Following the dissolution of L'Œuvre in 2013, the website of the organ Jeune Nation was re-activated by Yvan Benedetti and Alexandre Gabriac, with the copyright "1958–2013 Jeune Nation". In September 2015, Benedetti appealed to join the French Nationalist Party, a radical group initially established in 1983 and re-activated earlier that year to cope with the dissolution of several far-right groups. In June 2019, Yvan Benedetti was sentenced to a suspended 8 months jail sentence for "recreating a disbanded league", L'Œuvre having kept on operating for several months following the dissolution.

== Ideology ==
Closer to the "semi-fascist" Francoist Spain and Estado Novo than true fascist regimes, L'Œuvre Française was nonetheless an antisemitic, racialist and neo-Pétainist organization, influenced by various conspiracy theories. In the words of historian Nicolas Lebourg, L'Œuvre was "more inclined to the authoritarianism of Franco, Pétain or Salazar than to fascism (...) it focuses above all on an anti-Semitism that is at once conspiratorial, racial and anti-Zionist. It is a neo-Petainism in its essence, but in its form, the grouping wants to be a phalanx with Leninist discipline."

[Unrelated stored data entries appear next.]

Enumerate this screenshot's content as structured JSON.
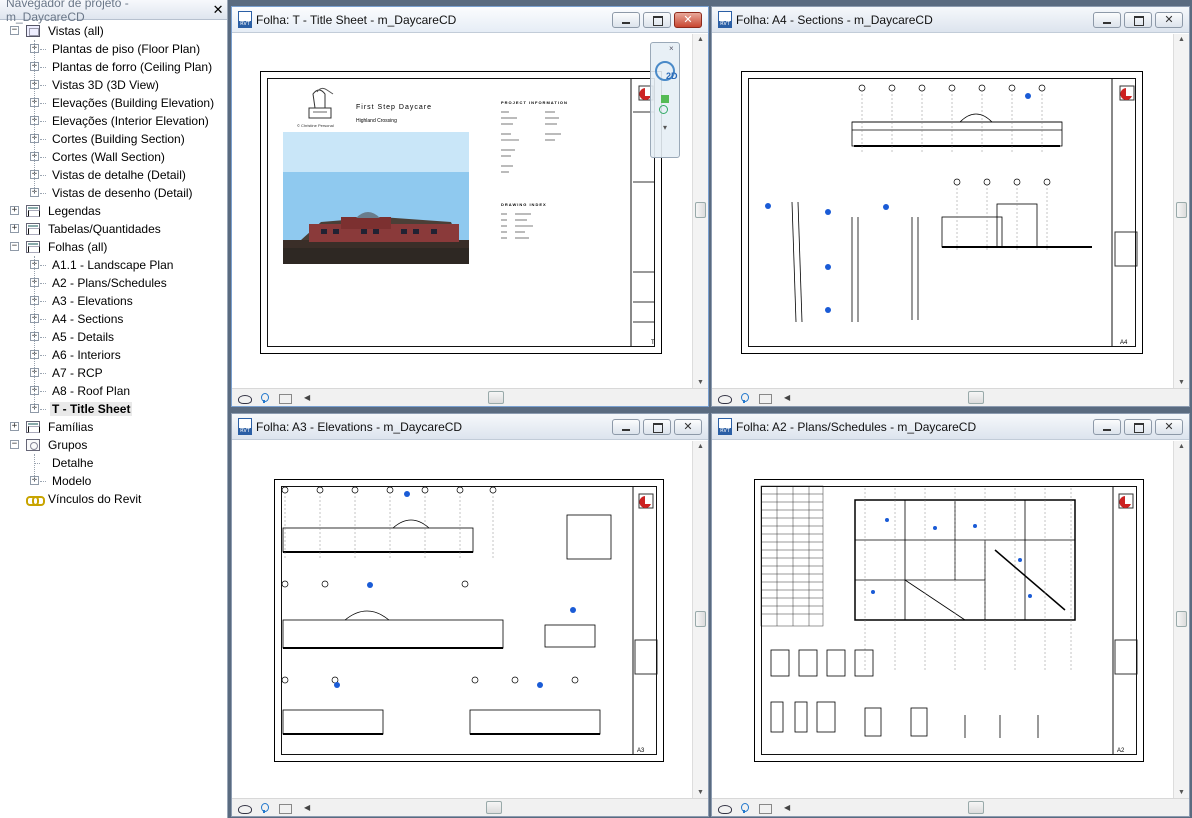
{
  "browser": {
    "title": "Navegador de projeto - m_DaycareCD",
    "close": "✕",
    "tree": [
      {
        "level": 0,
        "toggle": "−",
        "icon": "view",
        "label": "Vistas (all)"
      },
      {
        "level": 1,
        "toggle": "+",
        "label": "Plantas de piso (Floor Plan)"
      },
      {
        "level": 1,
        "toggle": "+",
        "label": "Plantas de forro (Ceiling Plan)"
      },
      {
        "level": 1,
        "toggle": "+",
        "label": "Vistas 3D (3D View)"
      },
      {
        "level": 1,
        "toggle": "+",
        "label": "Elevações (Building Elevation)"
      },
      {
        "level": 1,
        "toggle": "+",
        "label": "Elevações (Interior Elevation)"
      },
      {
        "level": 1,
        "toggle": "+",
        "label": "Cortes (Building Section)"
      },
      {
        "level": 1,
        "toggle": "+",
        "label": "Cortes (Wall Section)"
      },
      {
        "level": 1,
        "toggle": "+",
        "label": "Vistas de detalhe (Detail)"
      },
      {
        "level": 1,
        "toggle": "+",
        "label": "Vistas de desenho (Detail)"
      },
      {
        "level": 0,
        "toggle": "+",
        "icon": "sheet",
        "label": "Legendas"
      },
      {
        "level": 0,
        "toggle": "+",
        "icon": "sheet",
        "label": "Tabelas/Quantidades"
      },
      {
        "level": 0,
        "toggle": "−",
        "icon": "sheet",
        "label": "Folhas (all)"
      },
      {
        "level": 1,
        "toggle": "+",
        "label": "A1.1 - Landscape Plan"
      },
      {
        "level": 1,
        "toggle": "+",
        "label": "A2 - Plans/Schedules"
      },
      {
        "level": 1,
        "toggle": "+",
        "label": "A3 - Elevations"
      },
      {
        "level": 1,
        "toggle": "+",
        "label": "A4 - Sections"
      },
      {
        "level": 1,
        "toggle": "+",
        "label": "A5 - Details"
      },
      {
        "level": 1,
        "toggle": "+",
        "label": "A6 - Interiors"
      },
      {
        "level": 1,
        "toggle": "+",
        "label": "A7 - RCP"
      },
      {
        "level": 1,
        "toggle": "+",
        "label": "A8 - Roof Plan"
      },
      {
        "level": 1,
        "toggle": "+",
        "label": "T - Title Sheet",
        "selected": true
      },
      {
        "level": 0,
        "toggle": "+",
        "icon": "sheet",
        "label": "Famílias"
      },
      {
        "level": 0,
        "toggle": "−",
        "icon": "group",
        "label": "Grupos"
      },
      {
        "level": 1,
        "toggle": "",
        "label": "Detalhe"
      },
      {
        "level": 1,
        "toggle": "+",
        "label": "Modelo"
      },
      {
        "level": 0,
        "toggle": "",
        "icon": "link",
        "label": "Vínculos do Revit"
      }
    ]
  },
  "windows": [
    {
      "id": "t",
      "title": "Folha: T - Title Sheet - m_DaycareCD",
      "active": true,
      "sheet_number": "T"
    },
    {
      "id": "a4",
      "title": "Folha: A4 - Sections - m_DaycareCD",
      "active": false,
      "sheet_number": "A4"
    },
    {
      "id": "a3",
      "title": "Folha: A3 - Elevations - m_DaycareCD",
      "active": false,
      "sheet_number": "A3"
    },
    {
      "id": "a2",
      "title": "Folha: A2 - Plans/Schedules - m_DaycareCD",
      "active": false,
      "sheet_number": "A2"
    }
  ],
  "title_sheet": {
    "project_name": "First Step Daycare",
    "location": "Highland Crossing",
    "logo_caption": "© Christine Personal",
    "project_info_heading": "PROJECT INFORMATION",
    "drawing_index_heading": "DRAWING INDEX"
  },
  "navbar": {
    "mode_label": "2D"
  },
  "colors": {
    "window_border_active": "#7aa0d0",
    "close_active": "#c84530",
    "sky": "#8fc9ef",
    "brick": "#8a3a3a"
  }
}
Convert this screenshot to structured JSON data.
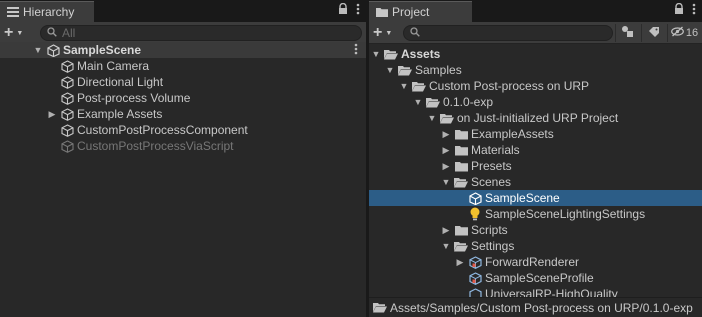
{
  "hierarchy": {
    "tab_label": "Hierarchy",
    "search_placeholder": "All",
    "scene": "SampleScene",
    "items": [
      {
        "label": "Main Camera"
      },
      {
        "label": "Directional Light"
      },
      {
        "label": "Post-process Volume"
      },
      {
        "label": "Example Assets"
      },
      {
        "label": "CustomPostProcessComponent"
      },
      {
        "label": "CustomPostProcessViaScript"
      }
    ]
  },
  "project": {
    "tab_label": "Project",
    "hidden_count": "16",
    "tree": [
      {
        "label": "Assets"
      },
      {
        "label": "Samples"
      },
      {
        "label": "Custom Post-process on URP"
      },
      {
        "label": "0.1.0-exp"
      },
      {
        "label": "on Just-initialized URP Project"
      },
      {
        "label": "ExampleAssets"
      },
      {
        "label": "Materials"
      },
      {
        "label": "Presets"
      },
      {
        "label": "Scenes"
      },
      {
        "label": "SampleScene"
      },
      {
        "label": "SampleSceneLightingSettings"
      },
      {
        "label": "Scripts"
      },
      {
        "label": "Settings"
      },
      {
        "label": "ForwardRenderer"
      },
      {
        "label": "SampleSceneProfile"
      },
      {
        "label": "UniversalRP-HighQuality"
      }
    ],
    "path": "Assets/Samples/Custom Post-process on URP/0.1.0-exp"
  },
  "colors": {
    "selection": "#2c5d87",
    "panel_bg": "#282828",
    "toolbar_bg": "#3c3c3c"
  }
}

The movement aimed at dissolving democracy and opposing mass immigration through the "deliverance of France and the French from an ideological and economic cosmopolitanism." Its motto was La France aux Français ("France to the French").

=== Agenda ===
Sidos listed Maurice Bardèche, Charles Maurras, Maurice Barrès, and Édouard Drumont as the group's intellectual mentors. During its two first congresses in 1970 and 1975, L'Œuvre defined their political agenda as the establishment of a "nationalist state" founded on the idea of "blood and soil" and a Catholic doctrine purged from Jewish influence. The French head of state would be designated by an elite electoral college similar to the Papal conclave. Display of political affiliation or atheism in public life were to be banned, while a "corporatist socialism" was to achieve a "popular and communitarian state, with the union under the same fasces of all nation activities and forces". In its monthly organ Jeune Nation, L'Œuvre dismissed democracy as the "reign of drugs", "suicide" and "meaningless words like tolerance, human rights, anti-racism, liberty, that emasculate our youth."

=== Structure ===
Designed as a cult of personality, the organization was labeled a sect or nicknamed the "Church of Sidology" by competing far right groups, while its adherents highlighted the discipline and determination allowed by their organizational structure. Sidos was recognized by L'Œuvre adherents as the "future guide for the people and the nation." Far from being a mass party, the organization had 20 members at its creation, around 50 a decade later, and around 400 at the time of its dissolution in 2013. Political scientist Jean-Yves Camus explains the large media coverage compared to the size of the group by an "excellent communication from the leadership".

=== Symbols ===
The emblem of L'Œuvre Française was a Celtic Cross painted with the French tricolor. The anthem, whose lyrics were written in 1974 by Sidos, was titled "Nous voulons rester Français" ("We want to remain French").